Discussion in 'Patterns' started by Norm Frechette, Aug 25, 2013.
I just call them nice, you did well
I hope there was nothing in my post which was taken as a negative.
The "Doc" is an interesting fly. I would just love to see the original. All I know for sure is that it was tied on a #6 hook with a black wool body. It was a lake fly and probably was trolled? Over the years it has been tied in all different sizes, colors, body materials (floss, wool, chenille) and configurations (dragonfly nymph, minnow, chironomid pupa). This often happens to fly patterns over time; especially good ones. So, there is no "wrong" Doc Sprately. I suspect that Norm's black rendition might be closest to the original fly. Personally, I prefer the olive color which is the one I usually tie.
The post must have been deleted or the insult p.m.ed, cuz I didn't read anything resembling a beatdown.
I haven't edited my post. I think it was one of the other posts about "skinny" maybe? Probably just said in jest.
Norm is a great tier. I always enjoy his poppers/bass bugs. Great paint jobs.
FOR ME, fly recipes are like cooking recipes, they are just a guide and you can add your own flair. It's the creative outlet that makes it fun, for me.
The flies in question are well proportioned and nicely tied.
I got on a Doc Spratley tying jag last winter and filled a box with variants on a great theme. A couple of my favorite variations are to make the body of peacock herl, another is red dyed pheasant tail for the wing, and a third is a Doc Spratley dry, which has an elk hair tail, with the elk hairs forming the underbody, and a grizzly dry hackle over the pheasant tail wing.
Array of Doc Spratley variations
Doc Spratley dry
A friend sent this photo to me of steelhead Spratlys he found on the internet. I don't know who tied them but they are very nicely done.
nice dry pattern
opinions are like assholes....
everyboy has one
.... and they all stink.
I think Doc Spratley use to say
"and they all smell like ass"
Thanks all for the posts of the variations of one of my favorite patterns. I always enjoy seeing variations and trying different ones.
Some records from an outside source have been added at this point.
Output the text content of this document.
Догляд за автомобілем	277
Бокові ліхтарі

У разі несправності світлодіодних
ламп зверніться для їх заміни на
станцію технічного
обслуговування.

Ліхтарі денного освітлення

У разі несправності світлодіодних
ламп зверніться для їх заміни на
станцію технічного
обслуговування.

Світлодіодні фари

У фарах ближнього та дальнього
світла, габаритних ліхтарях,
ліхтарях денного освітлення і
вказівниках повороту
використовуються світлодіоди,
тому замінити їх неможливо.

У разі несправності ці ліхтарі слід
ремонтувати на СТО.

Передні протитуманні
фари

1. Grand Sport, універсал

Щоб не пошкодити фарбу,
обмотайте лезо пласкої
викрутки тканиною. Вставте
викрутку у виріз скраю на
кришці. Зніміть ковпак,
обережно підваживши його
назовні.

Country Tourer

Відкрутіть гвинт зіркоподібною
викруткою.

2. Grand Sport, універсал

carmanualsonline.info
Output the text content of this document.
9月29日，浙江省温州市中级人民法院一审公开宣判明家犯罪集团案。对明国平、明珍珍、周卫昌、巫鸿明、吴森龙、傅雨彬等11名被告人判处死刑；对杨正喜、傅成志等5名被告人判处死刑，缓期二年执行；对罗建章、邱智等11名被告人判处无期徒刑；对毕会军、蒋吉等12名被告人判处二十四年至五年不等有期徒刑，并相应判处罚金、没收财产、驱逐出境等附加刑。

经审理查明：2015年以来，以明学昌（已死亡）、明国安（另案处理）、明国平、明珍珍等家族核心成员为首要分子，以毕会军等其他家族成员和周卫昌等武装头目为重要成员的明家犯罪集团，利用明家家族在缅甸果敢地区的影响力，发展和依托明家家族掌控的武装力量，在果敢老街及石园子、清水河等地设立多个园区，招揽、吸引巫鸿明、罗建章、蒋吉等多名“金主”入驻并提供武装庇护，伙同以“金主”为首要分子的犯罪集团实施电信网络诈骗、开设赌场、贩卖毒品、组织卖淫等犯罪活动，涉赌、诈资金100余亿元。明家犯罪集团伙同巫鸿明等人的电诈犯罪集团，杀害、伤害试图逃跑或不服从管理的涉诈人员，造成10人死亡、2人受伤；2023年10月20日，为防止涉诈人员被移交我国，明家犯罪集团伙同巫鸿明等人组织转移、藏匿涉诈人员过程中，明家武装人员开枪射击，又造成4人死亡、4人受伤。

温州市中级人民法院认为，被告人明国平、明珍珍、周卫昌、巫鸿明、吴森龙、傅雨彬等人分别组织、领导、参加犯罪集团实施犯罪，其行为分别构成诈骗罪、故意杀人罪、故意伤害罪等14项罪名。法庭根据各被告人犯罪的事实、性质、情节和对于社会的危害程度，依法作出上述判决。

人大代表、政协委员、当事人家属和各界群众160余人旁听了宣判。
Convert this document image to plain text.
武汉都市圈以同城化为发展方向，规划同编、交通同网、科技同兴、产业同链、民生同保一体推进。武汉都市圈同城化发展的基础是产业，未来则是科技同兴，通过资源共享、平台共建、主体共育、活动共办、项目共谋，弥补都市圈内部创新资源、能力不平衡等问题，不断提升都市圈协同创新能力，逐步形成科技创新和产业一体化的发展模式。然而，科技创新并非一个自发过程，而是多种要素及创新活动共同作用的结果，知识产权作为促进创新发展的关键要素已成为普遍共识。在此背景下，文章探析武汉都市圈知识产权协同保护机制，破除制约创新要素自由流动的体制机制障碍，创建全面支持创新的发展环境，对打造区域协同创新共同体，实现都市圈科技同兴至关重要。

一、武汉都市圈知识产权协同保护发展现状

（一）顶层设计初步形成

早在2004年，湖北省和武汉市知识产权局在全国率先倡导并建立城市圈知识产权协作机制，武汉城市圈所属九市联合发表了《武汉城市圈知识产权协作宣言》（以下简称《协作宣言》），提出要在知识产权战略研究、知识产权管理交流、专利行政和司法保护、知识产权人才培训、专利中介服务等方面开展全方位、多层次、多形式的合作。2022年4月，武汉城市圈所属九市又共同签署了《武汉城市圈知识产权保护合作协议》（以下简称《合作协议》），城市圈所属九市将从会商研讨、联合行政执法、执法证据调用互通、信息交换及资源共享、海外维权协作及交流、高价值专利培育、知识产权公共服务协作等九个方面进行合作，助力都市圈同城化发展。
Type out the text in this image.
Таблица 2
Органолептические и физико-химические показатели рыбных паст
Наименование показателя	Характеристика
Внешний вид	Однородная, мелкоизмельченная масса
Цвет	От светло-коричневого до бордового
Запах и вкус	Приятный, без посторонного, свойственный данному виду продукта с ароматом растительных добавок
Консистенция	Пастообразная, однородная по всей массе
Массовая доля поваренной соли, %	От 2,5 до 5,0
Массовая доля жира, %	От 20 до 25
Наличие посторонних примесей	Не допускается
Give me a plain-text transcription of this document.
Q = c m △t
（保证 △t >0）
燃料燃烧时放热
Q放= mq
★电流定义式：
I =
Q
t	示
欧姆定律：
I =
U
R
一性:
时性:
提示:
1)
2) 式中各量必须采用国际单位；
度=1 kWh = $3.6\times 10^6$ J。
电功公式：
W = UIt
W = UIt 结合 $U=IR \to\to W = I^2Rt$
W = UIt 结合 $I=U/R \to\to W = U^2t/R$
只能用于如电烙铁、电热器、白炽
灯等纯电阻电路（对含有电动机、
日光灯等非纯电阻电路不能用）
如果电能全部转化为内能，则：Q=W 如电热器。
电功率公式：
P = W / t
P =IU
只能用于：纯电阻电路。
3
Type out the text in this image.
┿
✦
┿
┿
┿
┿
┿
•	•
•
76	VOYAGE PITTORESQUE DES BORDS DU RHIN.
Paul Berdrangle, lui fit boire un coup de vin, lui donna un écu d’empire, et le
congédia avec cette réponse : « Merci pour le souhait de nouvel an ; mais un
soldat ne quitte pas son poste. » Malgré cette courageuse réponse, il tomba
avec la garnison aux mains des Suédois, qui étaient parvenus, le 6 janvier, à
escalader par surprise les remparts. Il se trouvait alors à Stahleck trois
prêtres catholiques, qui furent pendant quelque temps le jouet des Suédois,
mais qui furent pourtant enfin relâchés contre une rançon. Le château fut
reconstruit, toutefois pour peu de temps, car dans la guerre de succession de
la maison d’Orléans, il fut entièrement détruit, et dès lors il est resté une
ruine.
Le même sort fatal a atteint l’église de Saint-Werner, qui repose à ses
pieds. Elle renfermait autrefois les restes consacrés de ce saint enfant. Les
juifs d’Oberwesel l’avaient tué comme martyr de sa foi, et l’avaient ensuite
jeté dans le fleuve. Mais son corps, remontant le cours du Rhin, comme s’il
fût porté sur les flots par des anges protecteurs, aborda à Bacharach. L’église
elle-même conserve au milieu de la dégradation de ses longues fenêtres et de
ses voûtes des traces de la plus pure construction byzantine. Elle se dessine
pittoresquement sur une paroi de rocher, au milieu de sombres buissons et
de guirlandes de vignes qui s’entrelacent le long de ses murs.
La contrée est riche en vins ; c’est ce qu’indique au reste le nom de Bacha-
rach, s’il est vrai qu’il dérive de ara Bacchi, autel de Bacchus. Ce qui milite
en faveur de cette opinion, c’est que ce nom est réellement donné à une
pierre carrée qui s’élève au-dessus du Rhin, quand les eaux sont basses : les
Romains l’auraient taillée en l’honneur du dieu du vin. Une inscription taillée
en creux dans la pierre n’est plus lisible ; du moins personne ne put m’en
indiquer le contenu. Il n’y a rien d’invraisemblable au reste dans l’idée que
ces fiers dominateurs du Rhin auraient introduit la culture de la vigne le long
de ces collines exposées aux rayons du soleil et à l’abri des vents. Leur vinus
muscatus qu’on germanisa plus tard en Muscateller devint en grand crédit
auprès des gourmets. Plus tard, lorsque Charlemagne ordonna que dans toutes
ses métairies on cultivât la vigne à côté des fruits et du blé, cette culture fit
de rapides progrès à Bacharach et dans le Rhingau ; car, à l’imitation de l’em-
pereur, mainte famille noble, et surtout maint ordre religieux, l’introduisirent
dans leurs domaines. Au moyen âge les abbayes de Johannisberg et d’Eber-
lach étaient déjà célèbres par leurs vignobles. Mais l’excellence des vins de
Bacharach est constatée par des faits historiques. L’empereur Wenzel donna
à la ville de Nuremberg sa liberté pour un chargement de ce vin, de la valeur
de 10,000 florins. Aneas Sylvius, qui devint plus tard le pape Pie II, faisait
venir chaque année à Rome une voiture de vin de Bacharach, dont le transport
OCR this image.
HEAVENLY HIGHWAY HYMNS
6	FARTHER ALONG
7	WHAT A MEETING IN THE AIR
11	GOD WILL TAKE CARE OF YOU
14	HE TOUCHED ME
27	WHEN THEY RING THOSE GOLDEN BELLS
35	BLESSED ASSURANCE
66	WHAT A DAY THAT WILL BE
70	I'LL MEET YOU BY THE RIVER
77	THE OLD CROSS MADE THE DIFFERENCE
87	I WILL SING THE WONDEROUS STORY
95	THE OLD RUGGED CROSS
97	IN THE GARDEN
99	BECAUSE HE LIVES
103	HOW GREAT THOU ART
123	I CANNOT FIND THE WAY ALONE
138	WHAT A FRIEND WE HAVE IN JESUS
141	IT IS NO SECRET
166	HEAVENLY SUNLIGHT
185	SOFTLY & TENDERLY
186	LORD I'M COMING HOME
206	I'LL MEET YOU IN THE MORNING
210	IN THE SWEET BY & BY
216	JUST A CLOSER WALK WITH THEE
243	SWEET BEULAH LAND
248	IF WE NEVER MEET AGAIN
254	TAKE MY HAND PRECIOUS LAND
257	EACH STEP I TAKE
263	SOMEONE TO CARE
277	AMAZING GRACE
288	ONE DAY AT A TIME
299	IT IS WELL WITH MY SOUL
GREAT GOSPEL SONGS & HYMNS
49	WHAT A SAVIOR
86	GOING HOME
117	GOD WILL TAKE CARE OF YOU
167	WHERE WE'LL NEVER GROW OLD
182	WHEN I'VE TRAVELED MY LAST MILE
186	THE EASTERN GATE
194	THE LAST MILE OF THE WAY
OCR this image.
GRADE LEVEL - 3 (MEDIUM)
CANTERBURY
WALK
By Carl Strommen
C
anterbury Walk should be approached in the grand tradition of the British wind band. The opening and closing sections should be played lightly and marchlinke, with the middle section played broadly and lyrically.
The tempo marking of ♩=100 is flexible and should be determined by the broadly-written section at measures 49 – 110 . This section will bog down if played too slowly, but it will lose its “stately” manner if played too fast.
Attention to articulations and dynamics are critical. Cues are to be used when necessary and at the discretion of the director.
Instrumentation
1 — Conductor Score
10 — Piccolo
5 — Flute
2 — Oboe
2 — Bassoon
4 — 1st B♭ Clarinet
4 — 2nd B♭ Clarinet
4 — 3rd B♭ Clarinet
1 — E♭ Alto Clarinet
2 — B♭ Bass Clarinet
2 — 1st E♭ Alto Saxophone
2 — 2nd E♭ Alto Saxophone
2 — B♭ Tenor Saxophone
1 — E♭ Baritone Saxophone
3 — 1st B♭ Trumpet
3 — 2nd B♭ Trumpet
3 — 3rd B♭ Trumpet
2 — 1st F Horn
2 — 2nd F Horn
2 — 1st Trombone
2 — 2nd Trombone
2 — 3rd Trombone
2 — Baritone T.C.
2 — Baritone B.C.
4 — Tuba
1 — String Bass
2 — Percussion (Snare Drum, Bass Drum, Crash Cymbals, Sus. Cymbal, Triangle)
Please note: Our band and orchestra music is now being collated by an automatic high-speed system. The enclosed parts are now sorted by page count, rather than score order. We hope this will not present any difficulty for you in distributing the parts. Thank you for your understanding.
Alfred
Norm, Don't sweat it. Contrary to popular belief nothing in nature is perfect. I've tied a lot of flies, for instance dries, where the wing would slide at the last minute, hence a cripple. Caught more fish on them then on a a near perfect tie. The photos of your ties were removed before I got a chance to see them, but if you learned from one of the masters, I'm sure they will work and that is all that matters.